At the beginning of the experimental period the average weight of A. kagoshimensis was 5.19 ± 0.63 g for the control group and 4.86 ± 0.67 g for the experimental group. The total weight of individuals in both groups did not significantly change during the experiment (P > 0.05). At the end of the experiment the decrease in wet weight of soft tissues of starved clams was less than 4%, but water content of tissues increased from 81–85%. Starvation tolerance in the mussel Limnoperna fortune has been observed and the specimens that were not fed showed no weight loss (Cordeiro et al., 2016; Mahapatra et al., 2017). During starvation, the bivalve haemocytes maintained a homeostasis in phagocytic efficacy and nitric oxide generation ability with respect to the control. The mollusc maintained a significantly high protein content in its haemolymph and tissues under the nutritional stress with respect to the control. The dietary stress had no significant impact on the activity of digestive tissue (Mahapatra et al., 2017). This phenomena has also been observed in other invasive bivalves, such as the freshwater zebra mussel Dreissena polymorpha and the marine mussel Mytilus edulis (Chase & McMahon 1995; Harbach & Palm, 2018). The total shell linear parameters of clams A. kagoshimensis did not change during the experiment.
Benthic organisms are subject to prolonged seasonal food limitation in the temperate shallow coastal waters that can cause energetic stress and affect their performance. Sediment-dwelling marine bivalves cope with prolonged food limitation by adjusting different physiological processes that might cause trade-offs between maintenance and other fitness-related functions. We investigated the effects of 14-days food deprivation on energetic metabolism rate of alien species A. kagoshimensis.

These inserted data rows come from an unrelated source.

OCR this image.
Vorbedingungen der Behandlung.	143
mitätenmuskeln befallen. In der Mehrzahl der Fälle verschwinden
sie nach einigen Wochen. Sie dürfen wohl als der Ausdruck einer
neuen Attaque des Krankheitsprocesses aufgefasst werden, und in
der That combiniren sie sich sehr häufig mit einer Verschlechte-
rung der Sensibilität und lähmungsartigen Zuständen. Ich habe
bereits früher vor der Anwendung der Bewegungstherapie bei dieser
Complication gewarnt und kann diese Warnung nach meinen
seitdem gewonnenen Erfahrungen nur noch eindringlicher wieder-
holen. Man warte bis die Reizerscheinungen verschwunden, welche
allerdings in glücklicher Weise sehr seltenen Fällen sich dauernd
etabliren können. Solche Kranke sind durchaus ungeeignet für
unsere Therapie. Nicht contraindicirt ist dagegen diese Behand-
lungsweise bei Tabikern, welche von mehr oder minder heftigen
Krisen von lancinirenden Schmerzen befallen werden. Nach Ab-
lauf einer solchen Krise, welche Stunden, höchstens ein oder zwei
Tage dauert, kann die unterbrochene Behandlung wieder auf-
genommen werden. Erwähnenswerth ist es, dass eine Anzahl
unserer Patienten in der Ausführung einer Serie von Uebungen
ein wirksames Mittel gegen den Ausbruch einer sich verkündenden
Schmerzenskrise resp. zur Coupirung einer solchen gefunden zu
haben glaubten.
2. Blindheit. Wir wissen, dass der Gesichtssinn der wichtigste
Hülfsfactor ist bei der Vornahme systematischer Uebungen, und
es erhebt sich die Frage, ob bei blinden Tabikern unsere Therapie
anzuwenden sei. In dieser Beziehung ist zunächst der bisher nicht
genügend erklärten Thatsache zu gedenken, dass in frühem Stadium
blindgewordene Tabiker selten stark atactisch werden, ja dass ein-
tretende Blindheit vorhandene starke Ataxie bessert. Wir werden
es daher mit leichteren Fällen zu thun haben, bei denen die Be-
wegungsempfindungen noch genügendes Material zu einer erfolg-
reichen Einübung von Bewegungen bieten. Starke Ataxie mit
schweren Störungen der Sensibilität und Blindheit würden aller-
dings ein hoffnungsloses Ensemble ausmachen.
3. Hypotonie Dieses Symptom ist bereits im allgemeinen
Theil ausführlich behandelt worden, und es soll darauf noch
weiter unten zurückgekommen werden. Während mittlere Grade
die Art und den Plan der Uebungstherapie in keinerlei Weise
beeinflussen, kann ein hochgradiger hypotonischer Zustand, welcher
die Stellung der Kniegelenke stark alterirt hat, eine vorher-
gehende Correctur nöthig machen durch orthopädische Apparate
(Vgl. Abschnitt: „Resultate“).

Survival at unfavorable trophic conditions depends on the physiological state of the organism, i.e. complex interaction between the level of internal energy supply, stable metabolic rate and the process of gametogenesis. The energy reserves are primarily used to support the metabolism, growth and maturation of gonads (Bayne et al., 1978; Pipe, 1985; Robinson, 1992; Cannuel & Beninger, 2005; Liu et al., 2010). During the starvation of mollusks in the winter, when the process of gametogenesis is enhanced, energy needs are provided by protein catabolism, while specialized cells of the somatic tissue continue to accumulate glycogen. Starvation during summer months enhances catabolism of carbohydrates in bivalves. The responses of organisms to a deficiency or lack of available food can be largely determined by the size of the animal. For example, according to Rodhouse & Gaffney (1984) small oysters, C. gigas, loose much more soft tissue weight (estimated by a percentage) in comparison to larger individuals. The use of energy depends on the opportunistic or conservative strategy. The result of the study shows that the conservative strategy has been applied. It can be attributed to the fact that the blood clam does not lose weight for a long time (Acarli et al., 2015).